Goodbye, Blue Monday

Goodbye, Blue Monday!

Thanks as always to Pirate’s Cove and The Other McCain for the Rule Five links!  Thanks also to our blogger pals over at The Daley Gator for the link, and be sure to head over to Glibertarians.com to read my article on guns and gear for small game hunting.

Now, with all that said…

MIT has looked into what it would take to revitalize the flagging nuclear power industry.  Not surprisingly, their solution involves a bunch of Imperial interference.  Excerpt:

One way to make nuclear competitive with other kinds of power plants, MIT says, is by linking the cost of building new nuclear power plants to carbon emissions.

Currently, the electricity sector of the global economy releases 500 grams of CO2 per kilowatt-hour generated (gCO2/kWh), on average. If we want to limit the effects of climate change, MIT says, CO2 emissions from the electricity sector need to fall to 10–25 gCO2/kWh. Renewable energy can take us part of the way there, but in a heavily decarbonized world, adding more wind and solar generation to the grid will eventually become extremely expensive for each new unit of those kinds of energy added to the grid.

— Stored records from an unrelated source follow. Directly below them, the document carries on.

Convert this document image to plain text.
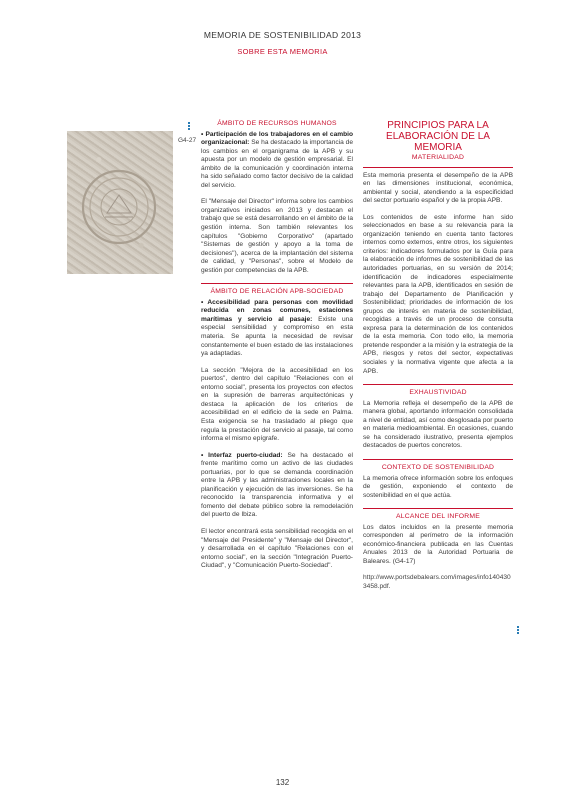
MEMORIA DE SOSTENIBILIDAD 2013
SOBRE ESTA MEMORIA
G4-27
ÁMBITO DE RECURSOS HUMANOS

• Participación de los trabajadores en el cambio organizacional: Se ha destacado la importancia de los cambios en el organigrama de la APB y su apuesta por un modelo de gestión empresarial. El ámbito de la comunicación y coordinación interna ha sido señalado como factor decisivo de la calidad del servicio.

El "Mensaje del Director" informa sobre los cambios organizativos iniciados en 2013 y destacan el trabajo que se está desarrollando en el ámbito de la gestión interna. Son también relevantes los capítulos "Gobierno Corporativo" (apartado "Sistemas de gestión y apoyo a la toma de decisiones"), acerca de la implantación del sistema de calidad, y "Personas", sobre el Modelo de gestión por competencias de la APB.

ÁMBITO DE RELACIÓN APB-SOCIEDAD

• Accesibilidad para personas con movilidad reducida en zonas comunes, estaciones marítimas y servicio al pasaje: Existe una especial sensibilidad y compromiso en esta materia. Se apunta la necesidad de revisar constantemente el buen estado de las instalaciones ya adaptadas.

La sección "Mejora de la accesibilidad en los puertos", dentro del capítulo "Relaciones con el entorno social", presenta los proyectos con efectos en la supresión de barreras arquitectónicas y destaca la aplicación de los criterios de accesibilidad en el edificio de la sede en Palma. Esta exigencia se ha trasladado al pliego que regula la prestación del servicio al pasaje, tal como informa el mismo epígrafe.

• Interfaz puerto-ciudad: Se ha destacado el frente marítimo como un activo de las ciudades portuarias, por lo que se demanda coordinación entre la APB y las administraciones locales en la planificación y ejecución de las inversiones. Se ha reconocido la transparencia informativa y el fomento del debate público sobre la remodelación del puerto de Ibiza.

El lector encontrará esta sensibilidad recogida en el "Mensaje del Presidente" y "Mensaje del Director", y desarrollada en el capítulo "Relaciones con el entorno social", en la sección "Integración Puerto-Ciudad", y "Comunicación Puerto-Sociedad".

PRINCIPIOS PARA LA ELABORACIÓN DE LA MEMORIA
MATERIALIDAD

Esta memoria presenta el desempeño de la APB en las dimensiones institucional, económica, ambiental y social, atendiendo a la especificidad del sector portuario español y de la propia APB.

Los contenidos de este informe han sido seleccionados en base a su relevancia para la organización teniendo en cuenta tanto factores internos como externos, entre otros, los siguientes criterios: indicadores formulados por la Guía para la elaboración de informes de sostenibilidad de las autoridades portuarias, en su versión de 2014; identificación de indicadores especialmente relevantes para la APB, identificados en sesión de trabajo del Departamento de Planificación y Sostenibilidad; prioridades de información de los grupos de interés en materia de sostenibilidad, recogidas a través de un proceso de consulta expresa para la determinación de los contenidos de la esta memoria. Con todo ello, la memoria pretende responder a la misión y la estrategia de la APB, riesgos y retos del sector, expectativas sociales y la normativa vigente que afecta a la APB.

EXHAUSTIVIDAD

La Memoria refleja el desempeño de la APB de manera global, aportando información consolidada a nivel de entidad, así como desglosada por puerto en materia medioambiental. En ocasiones, cuando se ha considerado ilustrativo, presenta ejemplos destacados de puertos concretos.

CONTEXTO DE SOSTENIBILIDAD

La memoria ofrece información sobre los enfoques de gestión, exponiendo el contexto de sostenibilidad en el que actúa.

ALCANCE DEL INFORME

Los datos incluidos en la presente memoria corresponden al perímetro de la información económico-financiera publicada en las Cuentas Anuales 2013 de la Autoridad Portuaria de Baleares. (G4-17)

http://www.portsdebalears.com/images/info1404303458.pdf.

132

In that future scenario, grid operators have to add grid-scale batteries in massive quantities or undertake large-scale transmission line buildout to make sure there’s always power on the grid. That’s where nuclear comes in. The expense of building nuclear power plants becomes viable “when the allowable carbon emissions rate is reduced to less than 50 gCO2/kWh,” MIT writes.

In this future, nuclear finally has an opportunity to under-bid more common forms of zero-carbon electricity. In an extremely solar- and wind-saturated environment, nuclear energy may be the more reasonably priced zero-emissions energy source.

Here’s the punch line:

The scenarios run by MIT also assume that anything will be done about carbon dioxide releases. Fossil fuel-based sources of electricity have prices that don’t fully account for the cost of adding extra carbon dioxide to the air. If fossil fuel users aren’t made to pay for the external costs of climate change, then they’ll continue to underbid nuclear in a significant way.

Here’s my question:  How are you quantifying the cost of adding “extra” carbon dioxide to the atmosphere?

There’s a lot of hot air (hah) being blown about the human impact on climate, and I’m willing to concede that there is some impact, although I question whether it’s a significant impact.  Throughout most of the Earth’s 4.55 billion year history the planet has been warmer than it is now; also, we’re still recovering from the last Ice Age; further, it’s the height of arrogance to assume that we humans know what the planet’s “correct” temperature is.  But all that aside:  Why can’t we just let the markets decide which means of delivering energy is the most efficient, using that best of all possible means of determining value:  Prices?  If nuclear power, hopefully free of Imperial interference, delivers energy at a lower cost per kilowatt/hr than other energy sources, then more nuclear plants will be built.

And, let’s face it, the green movement’s vaunted wind and solar power aren’t going to win this competition – which is why the greens don’t want the market making this determination.  Because, you  know, consumers must not be allowed to make these decisions for themselves.